W Warszawie odbył się kongres ruchu rolniczego AgroUnia, przekształcającego się właśnie w partię polityczną. Niezwykle interesujący okazał się być jednak dobór gości zaproszonych na wydarzenie. Wśród nich znaleźli się między innymi aktywista miejski Jan Śpiewa, czołowy działacz skrajnej lewicy Piotr Ikonowicz i kabaretowa feministka Maja Staśko.

AgroUnia od dłuższego czasu szukała możliwości wejścia do polskiej polityki. Chociażby w ubiegłym roku jej lider Michał Kołodziejczak chętnie współdziałał z Pawłem Tanajno i jego „Strajkiem Przedsiębiorców”. W maju ubiegłego roku zapowiadali nawet rejestrację partii politycznej, ale ostatecznie sprawa ucichła wraz z protestami przeciwników lockdownu i z samym lockdownem.

Ostatecznie rolnicza organizacja postanowiła sama przekształcić się w ugrupowanie. Właśnie temu poświęcony był jej wczorajszy kongres. AgroUnia przedstawiła w jego trakcie swoje postulaty, a także krytykowała obecną klasę polityczną. Przy tej ostatniej okazji zaprezentowała zresztą projekt „politycznej emerytury”, czyli przejścia w „stan spoczynku” polityków przekraczających 65. rok życia.
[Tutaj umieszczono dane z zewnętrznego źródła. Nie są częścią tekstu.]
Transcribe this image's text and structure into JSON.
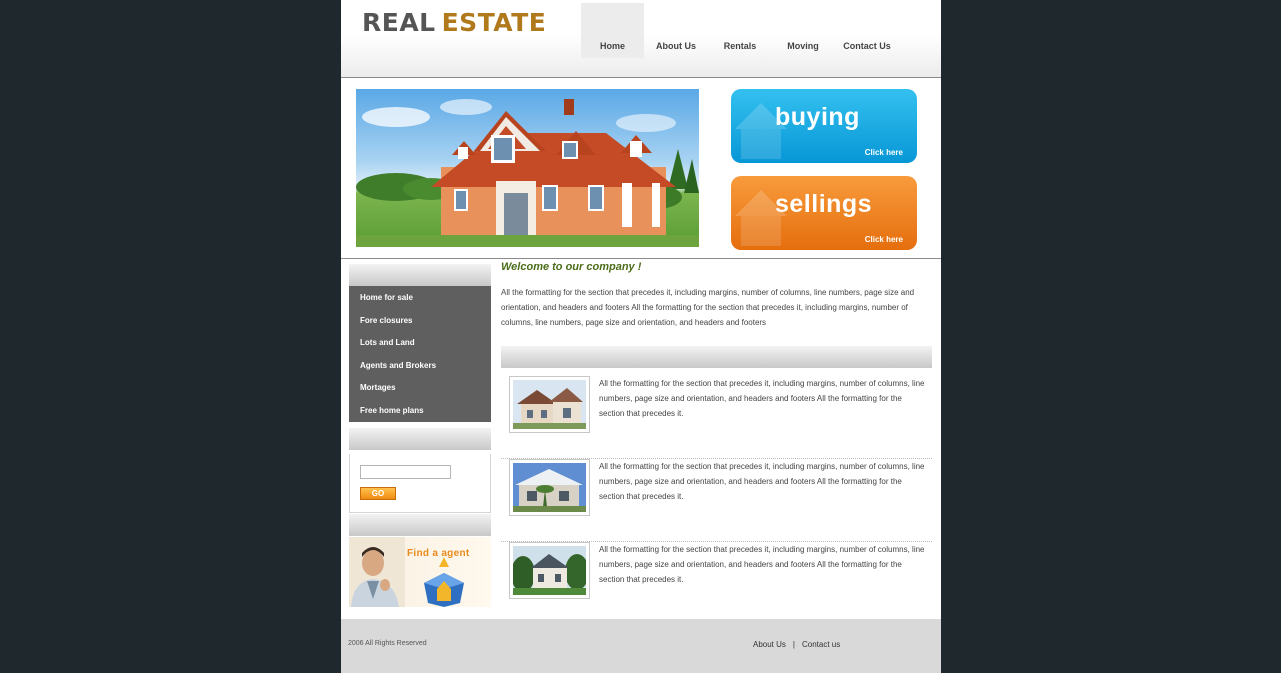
{
  "header": {
    "logo_part1": "REAL",
    "logo_part2": "ESTATE",
    "nav": [
      {
        "label": "Home",
        "active": true
      },
      {
        "label": "About Us"
      },
      {
        "label": "Rentals"
      },
      {
        "label": "Moving"
      },
      {
        "label": "Contact Us"
      }
    ]
  },
  "promos": {
    "buying": {
      "title": "buying",
      "cta": "Click here"
    },
    "selling": {
      "title": "sellings",
      "cta": "Click here"
    }
  },
  "sidebar": {
    "menu": [
      "Home for sale",
      "Fore closures",
      "Lots and Land",
      "Agents and Brokers",
      "Mortages",
      "Free home plans"
    ],
    "search": {
      "value": "",
      "placeholder": "",
      "button": "GO"
    },
    "agent_banner": "Find a agent"
  },
  "main": {
    "welcome": "Welcome to our company  !",
    "intro": "All the formatting for the section that precedes it, including margins, number of columns, line numbers, page size and orientation, and headers and footers All the formatting for the section that precedes it, including margins, number of columns, line numbers, page size and orientation, and headers and footers",
    "listings": [
      {
        "text": "All the formatting for the section that precedes it, including margins, number of columns, line numbers, page size and orientation, and headers and footers All the formatting for the section that precedes it."
      },
      {
        "text": "All the formatting for the section that precedes it, including margins, number of columns, line numbers, page size and orientation, and headers and footers All the formatting for the section that precedes it."
      },
      {
        "text": "All the formatting for the section that precedes it, including margins, number of columns, line numbers, page size and orientation, and headers and footers All the formatting for the section that precedes it."
      }
    ]
  },
  "footer": {
    "copyright": "2006 All Rights Reserved",
    "links": [
      "About Us",
      "Contact us"
    ],
    "separator": "|"
  },
  "colors": {
    "background": "#1e282d",
    "logo_accent": "#b07a1c",
    "buying": "#0797d6",
    "selling": "#e56e0d",
    "menu_bg": "#5f5f5f",
    "welcome": "#4c6d1a"
  }
}
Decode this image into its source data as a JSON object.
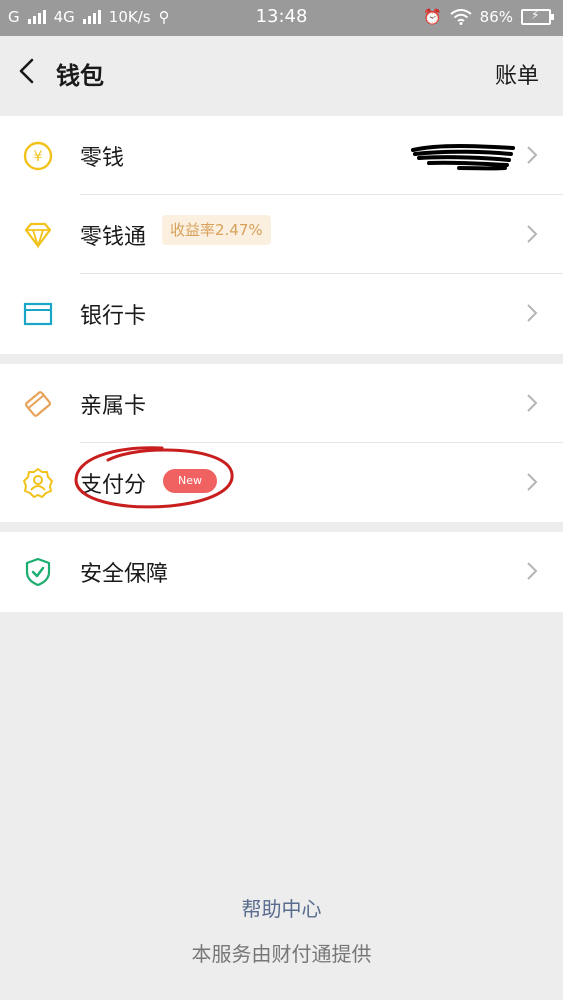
{
  "status_bar": {
    "carrier1": "G",
    "carrier2": "4G",
    "speed": "10K/s",
    "time": "13:48",
    "battery": "86%"
  },
  "header": {
    "title": "钱包",
    "bill_label": "账单"
  },
  "rows": {
    "change": {
      "label": "零钱",
      "icon": "yuan-coin-icon"
    },
    "lingqiantong": {
      "label": "零钱通",
      "badge": "收益率2.47%",
      "icon": "diamond-icon"
    },
    "bank_card": {
      "label": "银行卡",
      "icon": "card-icon"
    },
    "family_card": {
      "label": "亲属卡",
      "icon": "family-card-icon"
    },
    "pay_score": {
      "label": "支付分",
      "badge": "New",
      "icon": "score-badge-icon"
    },
    "security": {
      "label": "安全保障",
      "icon": "shield-icon"
    }
  },
  "footer": {
    "help": "帮助中心",
    "provider": "本服务由财付通提供"
  },
  "colors": {
    "yellow": "#f2c21b",
    "cyan": "#1aa6c8",
    "orange": "#e8a25a",
    "green": "#1aad6f",
    "new_badge": "#f06161"
  }
}
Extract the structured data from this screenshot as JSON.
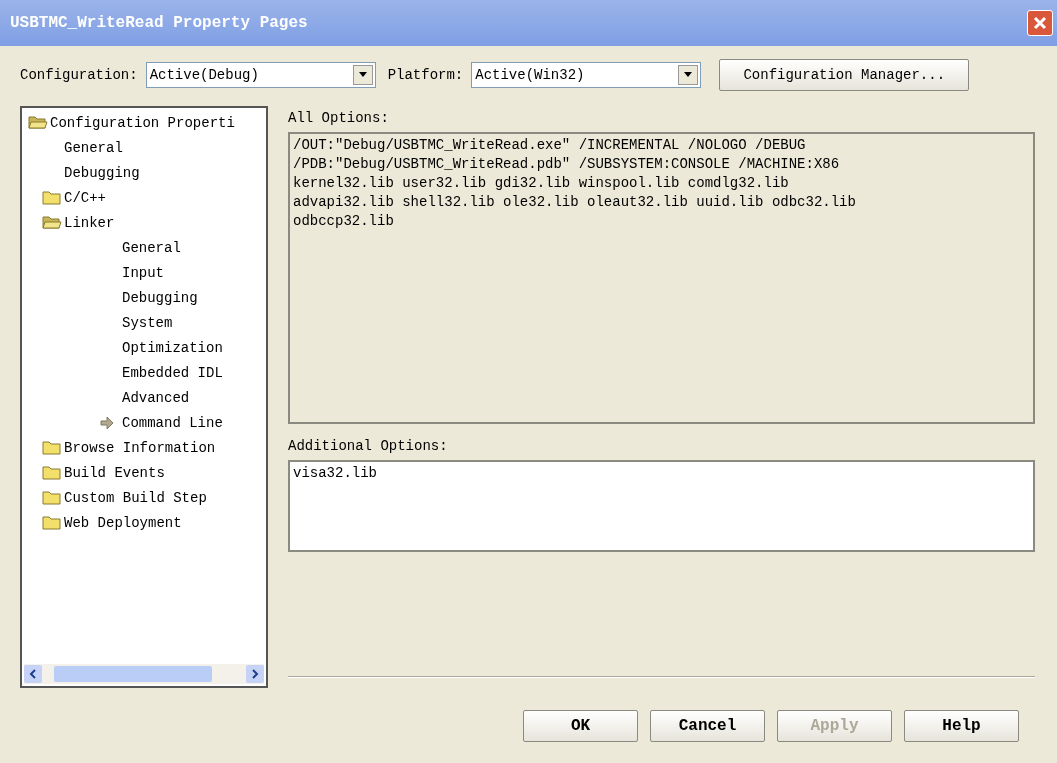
{
  "window": {
    "title": "USBTMC_WriteRead Property Pages"
  },
  "configuration": {
    "label": "Configuration:",
    "value": "Active(Debug)"
  },
  "platform": {
    "label": "Platform:",
    "value": "Active(Win32)"
  },
  "configuration_manager_button": "Configuration Manager...",
  "tree": [
    {
      "label": "Configuration Properti",
      "expanded": true,
      "selected": false,
      "children": [
        {
          "label": "General",
          "selected": false
        },
        {
          "label": "Debugging",
          "selected": false
        },
        {
          "label": "C/C++",
          "expanded": false,
          "selected": false
        },
        {
          "label": "Linker",
          "expanded": true,
          "selected": false,
          "children": [
            {
              "label": "General",
              "selected": false
            },
            {
              "label": "Input",
              "selected": false
            },
            {
              "label": "Debugging",
              "selected": false
            },
            {
              "label": "System",
              "selected": false
            },
            {
              "label": "Optimization",
              "selected": false
            },
            {
              "label": "Embedded IDL",
              "selected": false
            },
            {
              "label": "Advanced",
              "selected": false
            },
            {
              "label": "Command Line",
              "selected": true
            }
          ]
        },
        {
          "label": "Browse Information",
          "expanded": false,
          "selected": false
        },
        {
          "label": "Build Events",
          "expanded": false,
          "selected": false
        },
        {
          "label": "Custom Build Step",
          "expanded": false,
          "selected": false
        },
        {
          "label": "Web Deployment",
          "expanded": false,
          "selected": false
        }
      ]
    }
  ],
  "all_options": {
    "label": "All Options:",
    "value": "/OUT:\"Debug/USBTMC_WriteRead.exe\" /INCREMENTAL /NOLOGO /DEBUG\n/PDB:\"Debug/USBTMC_WriteRead.pdb\" /SUBSYSTEM:CONSOLE /MACHINE:X86\nkernel32.lib user32.lib gdi32.lib winspool.lib comdlg32.lib\nadvapi32.lib shell32.lib ole32.lib oleaut32.lib uuid.lib odbc32.lib\nodbccp32.lib"
  },
  "additional_options": {
    "label": "Additional Options:",
    "value": "visa32.lib"
  },
  "buttons": [
    {
      "label": "OK",
      "disabled": false
    },
    {
      "label": "Cancel",
      "disabled": false
    },
    {
      "label": "Apply",
      "disabled": true
    },
    {
      "label": "Help",
      "disabled": false
    }
  ]
}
Głównym bohaterem konwencji partyjnej był oczywiście lider AgroUnii. To właśnie Kołodziejczak przede wszystkim zabierał głos oraz prezentował dotychczasowe osiągnięcia swojego ruchu. Wśród nich wymieniał głównie odejście rządzących od „piątki dla zwierząt” czy wprowadzenie do debaty publicznej kwestii skrócenia łańcucha dostaw.

Spore kontrowersje wywołał jednak dobór gości wydarzenia. Oprócz rolników pojawiły się na niej osoby kojarzone głównie ze skrajną lewicą, na czele ze wspomnianymi Ikonowiczem i Śpiewakiem. Od pewnego czasu w środowisku AgroUnii pojawia się także Staśko, wdzięczny obiekt żartów ze strony nie tylko zresztą prawicowych internautów.

Do sprawy odniósł się między innymi wicerzecznik Prawa i Sprawiedliwości, Radosław Fogiel. Jego zdaniem sam Kołodziejczak omamił ludzi rzeczywiście zatroskanych sprawami polskiej wsi, gdy sam próbuje robić karierę polityczną. Fogiel przypomniał, że lider AgroUnii był radnym z list jego partii, a także zwrócił uwagę na obecność na kongresie „kontrowersyjnej, lewackiej influencerki”.